On top of that, QAD is much simpler to perform on extensively post-trained models. Models these days undergo significant post-training via supervised fine-tuning (SFT) and/or reinforcement learning (RL), and it can be quite challenging to keep these processes stable under quantization. In fact, the paper finds that QAT actually degrades performance over PTQ, sometimes losing the capabilities gained during RL training. Using QAD bypasses the need for this, with the tradeoff of needing the high-precision model where the heavy lifting of post-training has already been done. The paper shows even larger QAD vs QAT wins on the performance of these types of models.

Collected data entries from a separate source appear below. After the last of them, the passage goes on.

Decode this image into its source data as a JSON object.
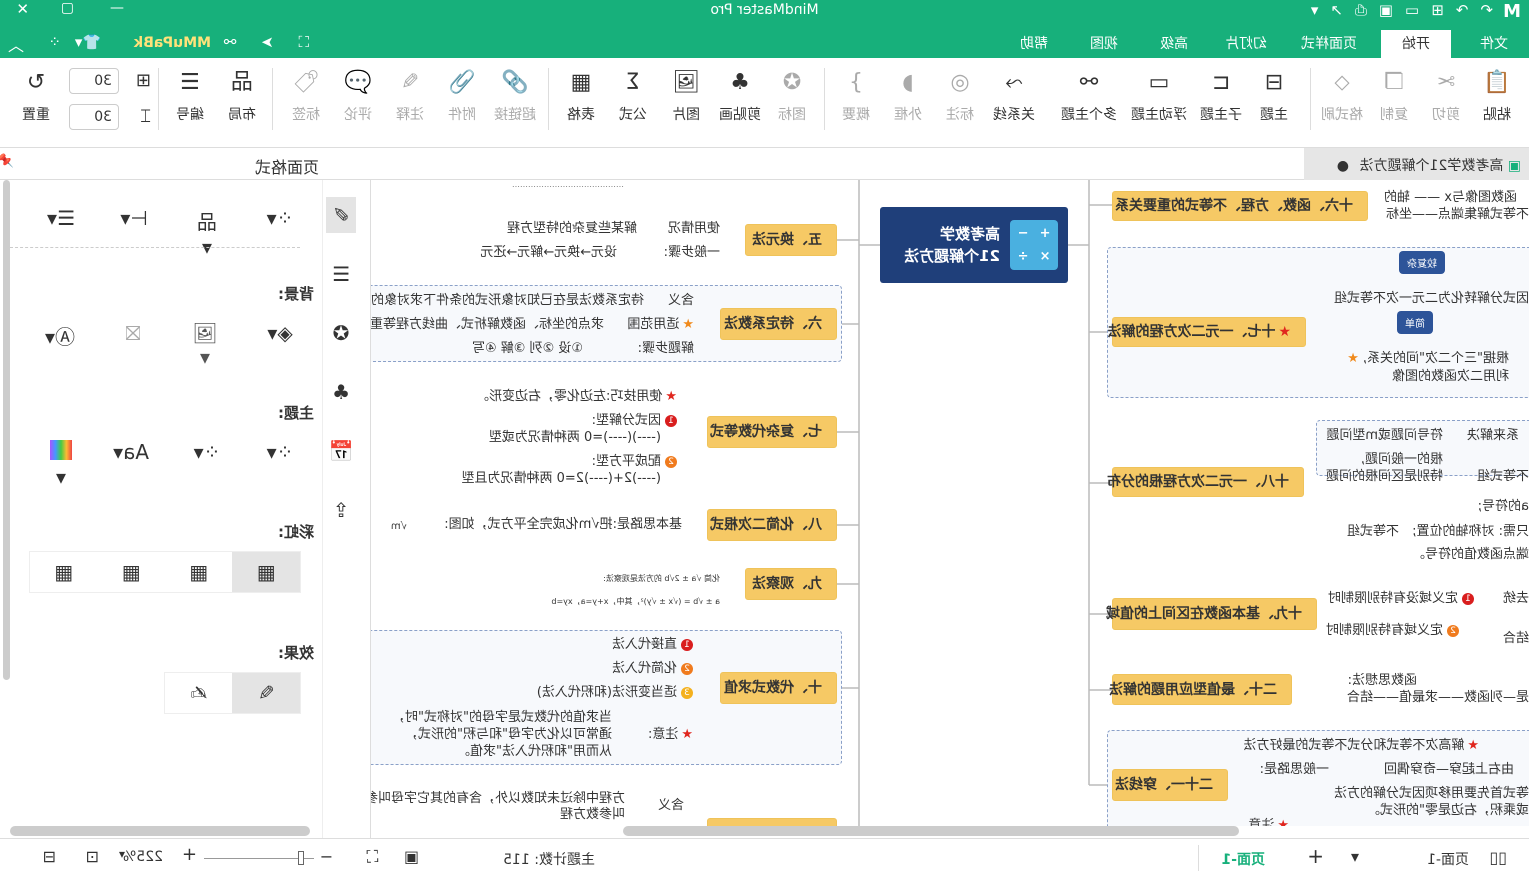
{
  "app": {
    "title": "MindMaster Pro",
    "user": "MMuPaBk",
    "brand_color": "#17b07b"
  },
  "menu": {
    "tabs": [
      "文件",
      "开始",
      "页面样式",
      "幻灯片",
      "高级",
      "视图",
      "帮助"
    ],
    "active": "开始"
  },
  "ribbon": {
    "items": [
      "粘贴",
      "剪切",
      "复制",
      "格式刷",
      "主题",
      "子主题",
      "浮动主题",
      "多个主题",
      "关系线",
      "标注",
      "外框",
      "概要",
      "图标",
      "剪贴画",
      "图片",
      "公式",
      "表格",
      "超链接",
      "附件",
      "注释",
      "评论",
      "标签",
      "布局",
      "编号",
      "重置"
    ],
    "spacing_h": "30",
    "spacing_v": "30"
  },
  "doc_tab": "高考数学21个解题方法",
  "panel": {
    "title": "页面格式",
    "background": "背景:",
    "theme": "主题:",
    "rainbow": "彩虹:",
    "effect": "效果:"
  },
  "map": {
    "central": "高考数学\n21个解题方法",
    "t5": {
      "title": "五、换元法",
      "c1": "使用情况",
      "c1v": "解某些复杂的特型方程",
      "c2": "一般步骤:",
      "c2v": "设元→换元→解元→还元"
    },
    "t6": {
      "title": "六、待定系数法",
      "c1": "含义",
      "c1v": "待定系数法是在已知对象形式的条件下求对象的",
      "c2": "适用范围",
      "c2v": "求点的坐标、函数解析式、曲线方程等重",
      "c3": "解题步骤:",
      "c3v": "①设 ②列 ③解 ④写"
    },
    "t7": {
      "title": "七、复杂代数等式",
      "c1": "使用技巧:左边化零，右边变形。",
      "c2a": "因式分解型:",
      "c2b": "(----)(----)=0 两种情况为或型",
      "c3a": "配成平方型:",
      "c3b": "(----)2+(----)2=0 两种情况为且型"
    },
    "t8": {
      "title": "八、化简二次根式",
      "c1": "基本思路是:把√m化成完全平方式，如图:",
      "c2": "√m"
    },
    "t9": {
      "title": "九、观察法",
      "c1": "化简 √a ± 2√b 的方法是观察法:",
      "c2": "a ± √b = (√x ± √y)²，其中，x+y=a，xy=b"
    },
    "t10": {
      "title": "十、代数式求值",
      "c1": "直接代入法",
      "c2": "化简代入法",
      "c3": "适当变形法(和积代入法)",
      "c4": "注意:",
      "c4v": [
        "当求值的代数式是字母的\"对称式\"时，",
        "通常可以化为字母\"和与积\"的形式，",
        "从而用\"和积代入法\"求值。"
      ]
    },
    "t11": {
      "c1": "含义",
      "c1v": [
        "方程中除过未知数以外，含有的其它字母叫参",
        "叫参数方程"
      ]
    },
    "t16": {
      "title": "十六、函数、方程、不等式的重要关系",
      "c1": "函数图像与x —— 轴的",
      "c2": "不等式解集端点——坐标"
    },
    "t17": {
      "title": "十七、一元二次方程的解法",
      "c1": "因式分解转化为二元一次不等式组",
      "c1note": "较复杂",
      "c2": [
        "根据\"三个二次\"间的关系,",
        "利用二次函数的图像"
      ],
      "c2note": "简单"
    },
    "t18": {
      "title": "十八、一元二次方程根的分布",
      "c1": "符号问题或m型问题",
      "c1v": "系来解决",
      "c2": [
        "根的一般问题,",
        "特别是区间根的问题"
      ],
      "c2v": "不等式组",
      "c3": "不等式组",
      "c3a": "a的符号;",
      "c3b": "只需: 对称轴的位置;",
      "c3c": "端点函数值的符号。"
    },
    "t19": {
      "title": "十九、基本函数在区间上的值域",
      "c1": "定义域没有特别限制时",
      "c1v": "去统",
      "c2": "定义域有特别限制时",
      "c2v": "结合"
    },
    "t20": {
      "title": "二十、最值型应用题的解法",
      "c1": "函数思想法:",
      "c2": "是—列函数——求最值——结合"
    },
    "t21": {
      "title": "二十一、穿线法",
      "c1": "解高次不等式和分式不等式的最好方法",
      "c2": "一般思路是:",
      "c2v": "由右上起穿—奇穿偶回",
      "c3": [
        "等式首先要用移项因式分解的方法",
        "或乘积，右边是零\"的形式。"
      ],
      "c4": "注意"
    }
  },
  "status": {
    "page_tab": "页面-1",
    "page_tab_active": "页面-1",
    "topic_count": "主题计数: 115",
    "zoom": "225%"
  }
}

| Recovering performance via QAD with limited training data. Source: NVIDIA. |
A final, interesting observation made in the paper is that QAD as a process is robust to incomplete training data. That is, even when presented with only math training data or only code training data, the model recovers performance on both domains. The paper suggests that the output probability distributions of the teacher model contain information for all domains even on limited input tokens. So as long as you present the model with some amount of high-quality training data, it can perform well generically.
Distillation as an LLM training mechanism is a powerful tool, which intuitively suggests that mimicking intelligence is computationally simpler than deriving it, whether from scratch (as with DeepSeek-R1) or as part of recovering performance in a quantized scenario. The fact that smaller (or quantized) models can successfully mimic is also an indication that it's less about size or precision gating model strength than it is the process of synthesizing behaviors into the parameters. This is already happening to some extent, but my guess is that, long-term, we will have lots of small, quantized models running at the edge (e.g. on phones, computers, browsers) that are distilled from centralized, intelligent teachers.